The second-largest hotelier, Rainbow Tourism Group (RTG) has recorded a 4% increase in room occupancy including lucrative profit margins.
The hotelier has attributed the attractive returns to currency stability in the country and bullish management practices which defied the odds of the global Covid-19 pandemic.
Presenting the half-year performance of the group for the period ended June 30, 2021, RTG chairperson Arthur Manase attributed the upsurge to management strategies, which tapped into the domestic market.
“Occupancy for the period under review closed at 24% which is 4% above the prior year. The group was largely reliant on domestic tourism due to restrictions on international travel. Business volumes improved significantly from mid-March to June 2021 buoyed by accommodation,” he said.

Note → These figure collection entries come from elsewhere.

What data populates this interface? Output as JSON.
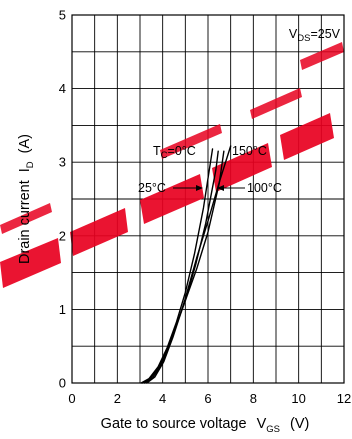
{
  "chart_data": {
    "type": "line",
    "xlabel": "Gate to source voltage",
    "xlabel_symbol": "V",
    "xlabel_symbol_sub": "GS",
    "xlabel_unit": "(V)",
    "ylabel": "Drain current",
    "ylabel_symbol": "I",
    "ylabel_symbol_sub": "D",
    "ylabel_unit": "(A)",
    "xlim": [
      0,
      12
    ],
    "ylim": [
      0,
      5
    ],
    "x_ticks": [
      "0",
      "2",
      "4",
      "6",
      "8",
      "10",
      "12"
    ],
    "y_ticks": [
      "0",
      "1",
      "2",
      "3",
      "4",
      "5"
    ],
    "grid": true,
    "condition": {
      "symbol": "V",
      "sub": "DS",
      "text": "=25V"
    },
    "watermark_color": "#e8001f",
    "series": [
      {
        "name": "T_C=0°C",
        "x": [
          3.05,
          3.4,
          3.8,
          4.2,
          4.6,
          5.0,
          5.4,
          5.8,
          6.2
        ],
        "y": [
          0.0,
          0.06,
          0.22,
          0.48,
          0.82,
          1.23,
          1.75,
          2.38,
          3.18
        ]
      },
      {
        "name": "25°C",
        "x": [
          3.1,
          3.45,
          3.85,
          4.25,
          4.65,
          5.0,
          5.45,
          5.9,
          6.35,
          6.45
        ],
        "y": [
          0.0,
          0.06,
          0.22,
          0.48,
          0.82,
          1.12,
          1.6,
          2.17,
          2.9,
          3.15
        ]
      },
      {
        "name": "100°C",
        "x": [
          3.2,
          3.55,
          3.95,
          4.35,
          4.7,
          5.0,
          5.5,
          6.0,
          6.5,
          6.7
        ],
        "y": [
          0.0,
          0.07,
          0.25,
          0.55,
          0.87,
          1.12,
          1.55,
          2.05,
          2.72,
          3.15
        ]
      },
      {
        "name": "150°C",
        "x": [
          3.3,
          3.65,
          4.05,
          4.45,
          4.8,
          5.0,
          5.3,
          5.5,
          6.0,
          6.5,
          7.0
        ],
        "y": [
          0.0,
          0.08,
          0.29,
          0.62,
          0.95,
          1.15,
          1.48,
          1.7,
          2.2,
          2.73,
          3.22
        ]
      }
    ],
    "annotations": [
      {
        "sym": "T",
        "sub": "C",
        "text": "=0°C",
        "for": "T_C=0°C"
      },
      {
        "text": "150°C",
        "for": "150°C"
      },
      {
        "text": "25°C",
        "for": "25°C"
      },
      {
        "text": "100°C",
        "for": "100°C"
      }
    ]
  }
}
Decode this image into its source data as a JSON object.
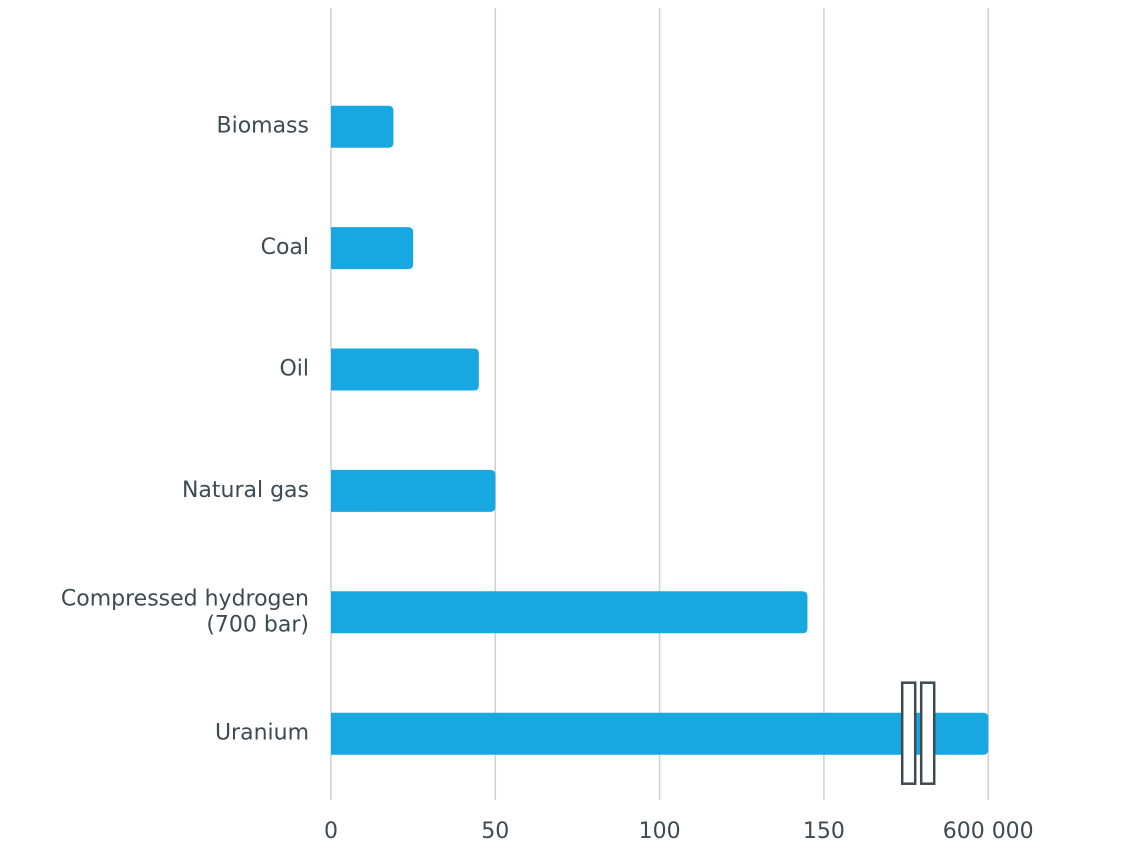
{
  "chart_data": {
    "type": "bar",
    "orientation": "horizontal",
    "categories": [
      "Biomass",
      "Coal",
      "Oil",
      "Natural gas",
      "Compressed hydrogen\n(700 bar)",
      "Uranium"
    ],
    "values": [
      19,
      25,
      45,
      50,
      145,
      600000
    ],
    "color": "#17a8e1",
    "xlim": [
      0,
      600000
    ],
    "xticks": [
      0,
      50,
      100,
      150,
      {
        "value": 600000,
        "label": "600 000"
      }
    ],
    "axis_break": true,
    "grid": true
  }
}
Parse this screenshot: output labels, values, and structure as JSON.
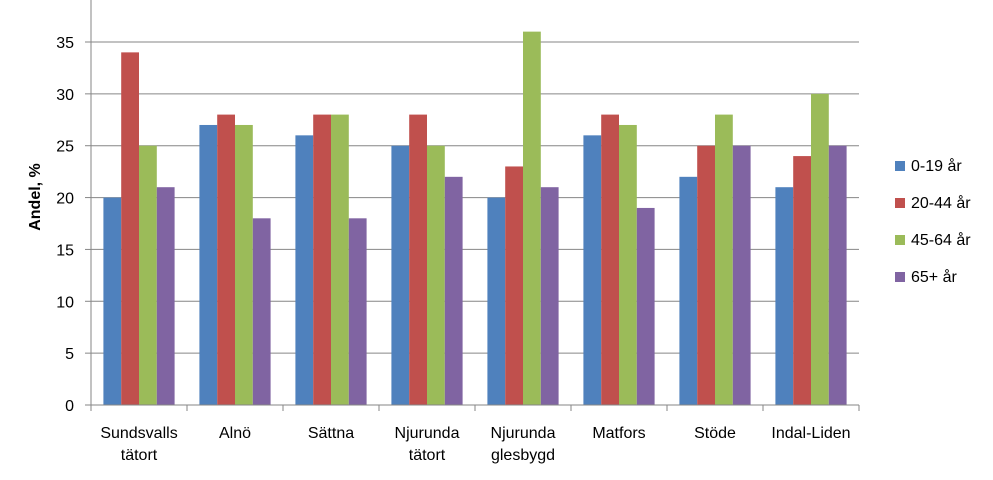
{
  "chart_data": {
    "type": "bar",
    "title": "",
    "xlabel": "",
    "ylabel": "Andel, %",
    "ylim": [
      0,
      35
    ],
    "ymax_axis": 40,
    "ytick_step": 5,
    "grid": true,
    "legend_position": "right",
    "categories": [
      [
        "Sundsvalls",
        "tätort"
      ],
      [
        "Alnö"
      ],
      [
        "Sättna"
      ],
      [
        "Njurunda",
        "tätort"
      ],
      [
        "Njurunda",
        "glesbygd"
      ],
      [
        "Matfors"
      ],
      [
        "Stöde"
      ],
      [
        "Indal-Liden"
      ]
    ],
    "series": [
      {
        "name": "0-19 år",
        "color": "#4F81BD",
        "values": [
          20,
          27,
          26,
          25,
          20,
          26,
          22,
          21
        ]
      },
      {
        "name": "20-44 år",
        "color": "#C0504D",
        "values": [
          34,
          28,
          28,
          28,
          23,
          28,
          25,
          24
        ]
      },
      {
        "name": "45-64 år",
        "color": "#9BBB59",
        "values": [
          25,
          27,
          28,
          25,
          36,
          27,
          28,
          30
        ]
      },
      {
        "name": "65+ år",
        "color": "#8064A2",
        "values": [
          21,
          18,
          18,
          22,
          21,
          19,
          25,
          25
        ]
      }
    ]
  }
}
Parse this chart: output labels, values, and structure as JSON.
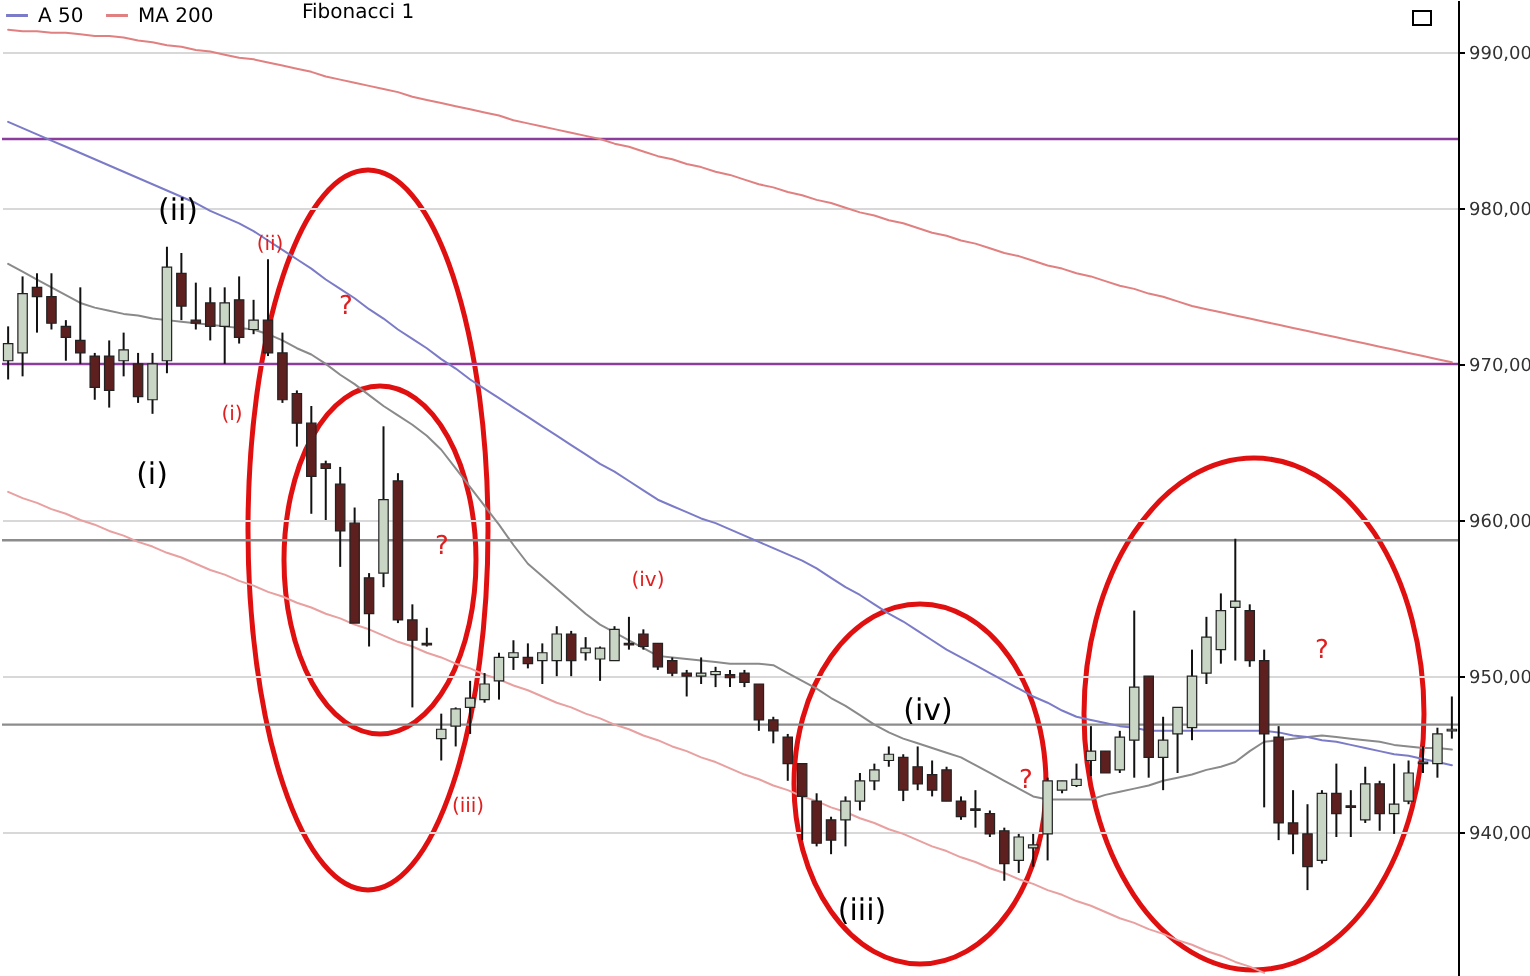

Conference business during the period was affected by the national lockdown measures with little to no activities for the period between January and mid-March 2021.
However, RTG managed to ride on its technological innovation and other strategies like outside catering as well as the Gateway Stream application revenue channels such as online shopping, hardware, and the music application.
The top hotelier also hailed the obtaining currency stability and improved access to foreign currency as one of the top positives in the operating environment.
“The stability of the official exchange rate and the availability of foreign currency has reduced the impact of inflation compared to the prior year. The expected opening up of the economy will drive tourism business significantly, starting with the domestic market,” Manase said.